LEWISTON — Celebrating is the theme as Museum L-A gathers to share “untold stories” of work, community, learning and economic development, with a five-station dinner and fun auction, while honoring several local people on at 5:30 p.m., Friday, Oct. 23, at the Ramada Inn.

As part of “untold stories,” Dr. Bernard Lown will be honored with the Outstanding Achievement Award. “I am still inspired by Dr. Bernard Lown as we recorded his Oral History in 2012,”  Rachel Desgrosseilliers, museum executive director, said.

Lown recounts when, at 15 years old,  he became part of the “great shoe strike” while working at his uncle’s shoe shop, The Lown Shoe Co., on Minot Avenue, in Auburn.  It is then that he witnessed great injustices toward the everyday worker and decided he would fight against injustice in his life. His own witness account will be viewed that evening.

Lown, a Lewiston youth, became professor of cardiology (emeritus) at the Harvard School of Public Health; cofounded the International Physicians for the Prevention of Nuclear War, an organization which won the Nobel Peace Prize in 1985; and is senior physician emeritus of Brigham and Women’s Hospital. He authored “The Lost Art of Healing: Practicing Compassion in Medicine” and his most recent work, “Prescription for Survival: A Doctor’s Journey to End Nuclear Madness.” He is inventor of the cardiac defibrillator, following in the footsteps of our many inventor ancestors.

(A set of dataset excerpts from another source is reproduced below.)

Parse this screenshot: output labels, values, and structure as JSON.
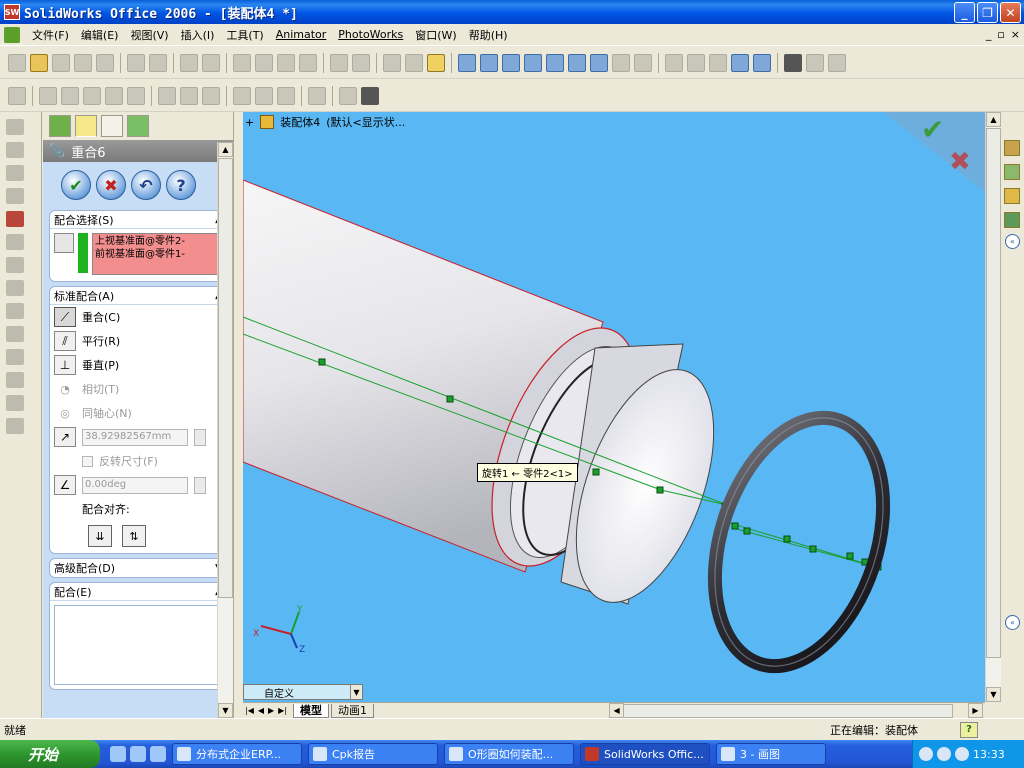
{
  "window": {
    "title": "SolidWorks Office 2006 - [装配体4 *]",
    "app_icon": "SW",
    "buttons": [
      "minimize",
      "restore",
      "close"
    ]
  },
  "menu": {
    "items": [
      "文件(F)",
      "编辑(E)",
      "视图(V)",
      "插入(I)",
      "工具(T)",
      "Animator",
      "PhotoWorks",
      "窗口(W)",
      "帮助(H)"
    ],
    "mdi": [
      "_",
      "▫",
      "×"
    ]
  },
  "property_manager": {
    "title": "重合6",
    "tabs": [
      "feature-manager-tab",
      "property-manager-tab",
      "configuration-manager-tab",
      "display-manager-tab"
    ],
    "actions": {
      "ok": "✔",
      "cancel": "✖",
      "undo": "↶",
      "help": "?"
    },
    "mate_selections": {
      "label": "配合选择(S)",
      "items": [
        "上视基准面@零件2-",
        "前视基准面@零件1-"
      ]
    },
    "standard_mates": {
      "label": "标准配合(A)",
      "coincident": "重合(C)",
      "parallel": "平行(R)",
      "perpendicular": "垂直(P)",
      "tangent": "相切(T)",
      "concentric": "同轴心(N)",
      "distance_value": "38.92982567mm",
      "flip_dimension": "反转尺寸(F)",
      "angle_value": "0.00deg",
      "alignment_label": "配合对齐:"
    },
    "advanced_mates": {
      "label": "高级配合(D)"
    },
    "mates": {
      "label": "配合(E)"
    }
  },
  "viewport": {
    "tree_label": "装配体4",
    "display_state": "(默认<显示状...",
    "tooltip": "旋转1 ← 零件2<1>",
    "view_orientation": "自定义",
    "background_color": "#59B8F3",
    "tabs": [
      "模型",
      "动画1"
    ],
    "triad": {
      "x": "X",
      "y": "Y",
      "z": "Z"
    },
    "confirm_ok": "✔",
    "confirm_cancel": "✖"
  },
  "status": {
    "left": "就绪",
    "right": "正在编辑：装配体",
    "help": "?"
  },
  "taskbar": {
    "start": "开始",
    "tasks": [
      "分布式企业ERP...",
      "Cpk报告",
      "O形圈如何装配...",
      "SolidWorks Offic...",
      "3 - 画图"
    ],
    "active_task_index": 3,
    "clock": "13:33"
  }
}
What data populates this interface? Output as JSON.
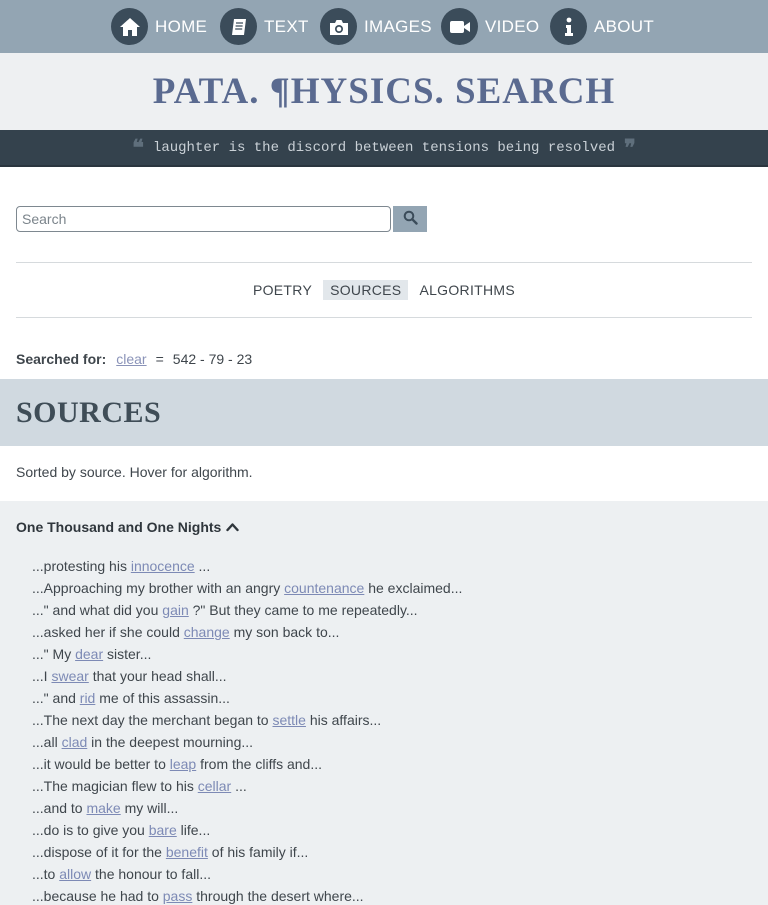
{
  "nav": [
    {
      "label": "HOME",
      "icon": "home-icon"
    },
    {
      "label": "TEXT",
      "icon": "book-icon"
    },
    {
      "label": "IMAGES",
      "icon": "camera-icon"
    },
    {
      "label": "VIDEO",
      "icon": "video-camera-icon"
    },
    {
      "label": "ABOUT",
      "icon": "info-icon"
    }
  ],
  "brand": {
    "title": "PATA. ¶HYSICS. SEARCH"
  },
  "quote": {
    "open": "❝",
    "text": "laughter is the discord between tensions being resolved",
    "close": "❞"
  },
  "search": {
    "placeholder": "Search",
    "value": ""
  },
  "tabs": [
    {
      "label": "POETRY",
      "active": false
    },
    {
      "label": "SOURCES",
      "active": true
    },
    {
      "label": "ALGORITHMS",
      "active": false
    }
  ],
  "searched": {
    "label": "Searched for:",
    "term": "clear",
    "eq": "=",
    "counts": "542 - 79 - 23"
  },
  "sources": {
    "title": "SOURCES",
    "note": "Sorted by source. Hover for algorithm."
  },
  "results": {
    "group_title": "One Thousand and One Nights",
    "snippets": [
      {
        "pre": "...protesting his ",
        "kw": "innocence",
        "post": " ..."
      },
      {
        "pre": "...Approaching my brother with an angry ",
        "kw": "countenance",
        "post": " he exclaimed..."
      },
      {
        "pre": "...\" and what did you ",
        "kw": "gain",
        "post": " ?\" But they came to me repeatedly..."
      },
      {
        "pre": "...asked her if she could ",
        "kw": "change",
        "post": " my son back to..."
      },
      {
        "pre": "...\" My ",
        "kw": "dear",
        "post": " sister..."
      },
      {
        "pre": "...I ",
        "kw": "swear",
        "post": " that your head shall..."
      },
      {
        "pre": "...\" and ",
        "kw": "rid",
        "post": " me of this assassin..."
      },
      {
        "pre": "...The next day the merchant began to ",
        "kw": "settle",
        "post": " his affairs..."
      },
      {
        "pre": "...all ",
        "kw": "clad",
        "post": " in the deepest mourning..."
      },
      {
        "pre": "...it would be better to ",
        "kw": "leap",
        "post": " from the cliffs and..."
      },
      {
        "pre": "...The magician flew to his ",
        "kw": "cellar",
        "post": " ..."
      },
      {
        "pre": "...and to ",
        "kw": "make",
        "post": " my will..."
      },
      {
        "pre": "...do is to give you ",
        "kw": "bare",
        "post": " life..."
      },
      {
        "pre": "...dispose of it for the ",
        "kw": "benefit",
        "post": " of his family if..."
      },
      {
        "pre": "...to ",
        "kw": "allow",
        "post": " the honour to fall..."
      },
      {
        "pre": "...because he had to ",
        "kw": "pass",
        "post": " through the desert where..."
      }
    ]
  },
  "colors": {
    "nav_bg": "#93a5b3",
    "nav_icon_bg": "#3b4c5a",
    "brand_title": "#5a6a90",
    "quote_bg": "#34424d",
    "sources_bg": "#d0d9e0",
    "link": "#7d8ab5"
  }
}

In  Lown’s own words: “Having spent part of my youth in Lewiston, establishing a museum to commemorate the lives of textile and shoe workers is a source of pride both for its importance and its uniqueness. All human beings strive for a speck of immortality. Society bestows this in multiple ways. The power of wealth imprints its name and visage on everything conceivable, from the Rockefeller Center, Carnegie Museum, Bates College, and Gillette Stadium to Pullman cars on railways, etc. Those who have toiled to build everything in sight are washed away nameless by the flood tide of history. It wasn’t David Rockefeller, Henry Ford, Bill Gates, Steve Jobs and others, whose names are on the lips of masses, who labored and sweated over the trans-continental railroad or the Erie Canal or the Tennessee Valley Authority or who industrialized and urbanized everyday life. How can workers be respected when they are invisible?” said  Lown.

“In 1937 I witnessed the long and bloody strike of L-A shoe workers. It changed both my intellectual outlook and my values. Such an education is not offered in any of our mighty institutions of higher learning. My debt to the community is everlasting,”  Lown said.

A Maine Maker of the Year Award will be given to a manufacturer who demonstrates creativity in the development or production of their goods and the major attributes of leadership and innovation.

Angel Benefactor Awards will go to Ann Geiger and the Sisters of Charity of St. Hyacinthe to recognize their support shown to the growth and quality of Museum L-A. Geiger will be remembered posthumously for her major philanthropic support but more so for her insight and belief in the need to provide this community’s children with diverse opportunities of educational experience and exposure of which she felt Museum L-A a major link to these experiences.

A strong cheerleader always ready to offer her knowledge as an educator, she was also prepared to ask the harsh and important questions to make sure children and the community’s youth remained in the forefront of Museum L-A’s educational planning.

The Sisters of Charity of St. Hyacinthe consider the museum’s goals align with their mission of opening doors of care and opportunity for the sick, the elderly and the less fortunate. They have been instrumental in helping the museum leverage several other major commitments that allowed great momentum, including programs for nursing homes, tours for Alzheimer’s clients and mentally challenged groups.

The Fun Auction embodies the old and the new. Among the many items, is an antique rocker bought at Atherton’s furniture in 1917 and a child’s 1918 wood tri-cycle owned by a Bates Mill payroll master, but also a beautifully hand -crafted Harpswell chair by Thomas Mosher Furniture, one of today’s most noted furniture makers.

Nationally recognized auctioneer James D. Julia,  who is also a storyteller,  will auction off 20 shoe lasts that were created by various artists in the community. 

Tickets can be bought at Museum L-A or from any board member. Individual tickets are $55, sponsored tables of eight are available for $550, which includes name advertising in the evening’s program as well as a special table tent with name.